SVMs can only draw a single decision boundary, which means that they can only separate 2 classes.  So what is `sklearn` doing that allows us to do this 3 class problem?  From [the documentation](https://scikit-learn.org/stable/modules/generated/sklearn.svm.SVC.html) we see the below description for the `decision_function_shape` parameter.

> **decision_function_shape** `‘ovo’`, `‘ovr’`, `default=’ovr’`
>    
> Whether to return a one-vs-rest (`‘ovr’`) decision function of shape (n_samples, n_classes) as all other classifiers, or the original one-vs-one (`‘ovo’`) decision function of libsvm which has shape (n_samples, n_classes * (n_classes - 1) / 2). However, one-vs-one (`‘ovo’`) is always used as multi-class strategy.

### One-vs-One (ovo)

In ovo, we just consider 2 classes at a time and then do some math to combine these multiple decision boundaries.

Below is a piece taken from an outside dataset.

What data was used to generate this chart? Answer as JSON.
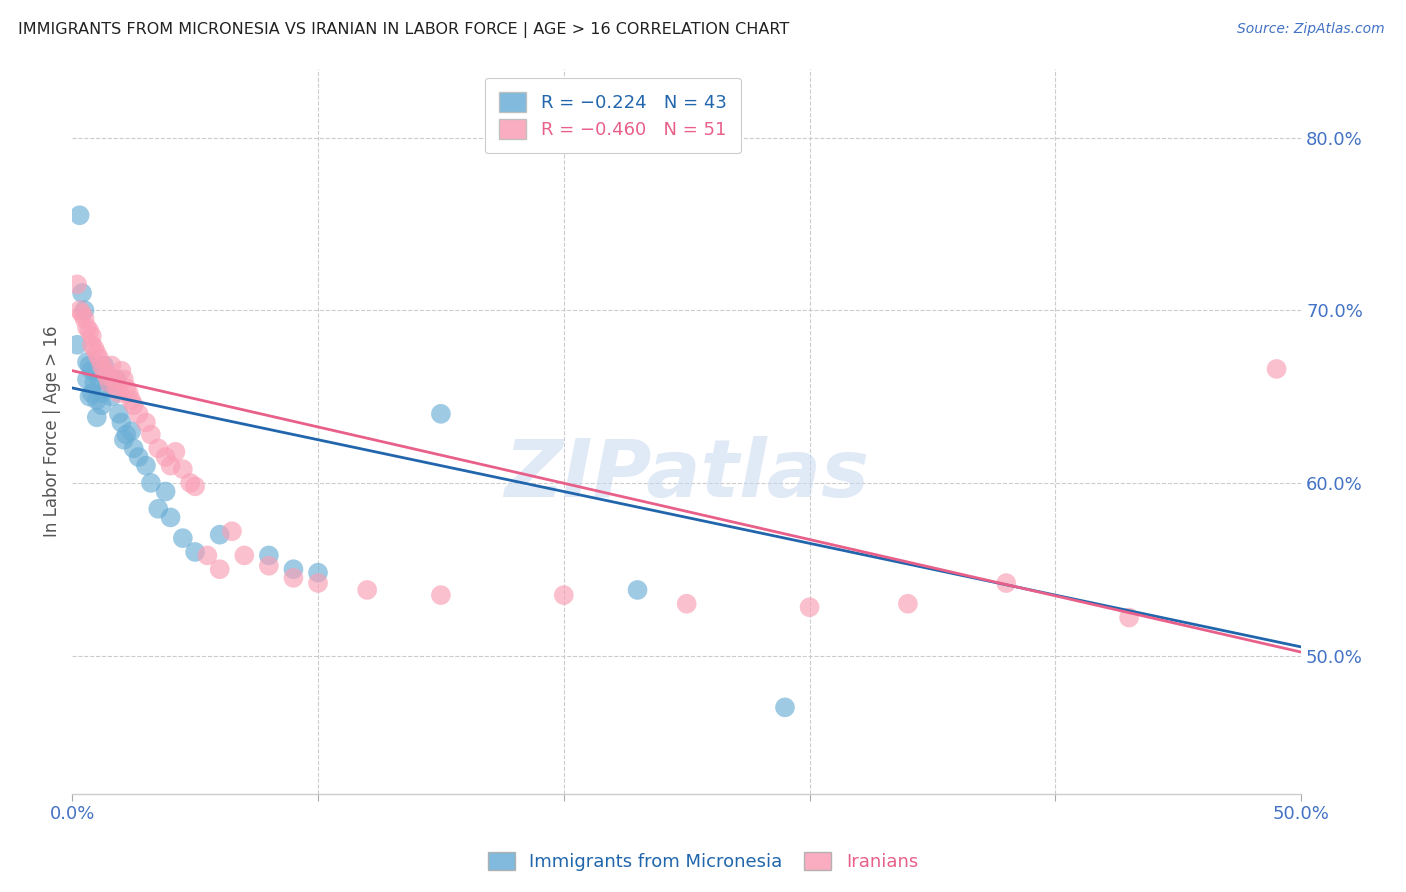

For example, in this data we would fit 3 models:
* curve vs fastball
* curve vs changeup
* fastball vs changeup

Each of these are then used to make predictions, and we end up with essentially a majority vote like in KNN (this is over simplified but this as a mental model is ok).

### One-vs-Rest (ovr)

In ovr, we'll just look at one of our classes as the class of interest at a time and build a model for each class.

For example, in this data we would fit 3 models:
* curve vs not-curve
* fastball vs not-fastball
* changeup vs not-changeup

Again, we'll use these sub-models to essentially vote.  This is where the analogy to voting can fall apart (what if every model predicts the 'not' class? This where some probabilities come into play).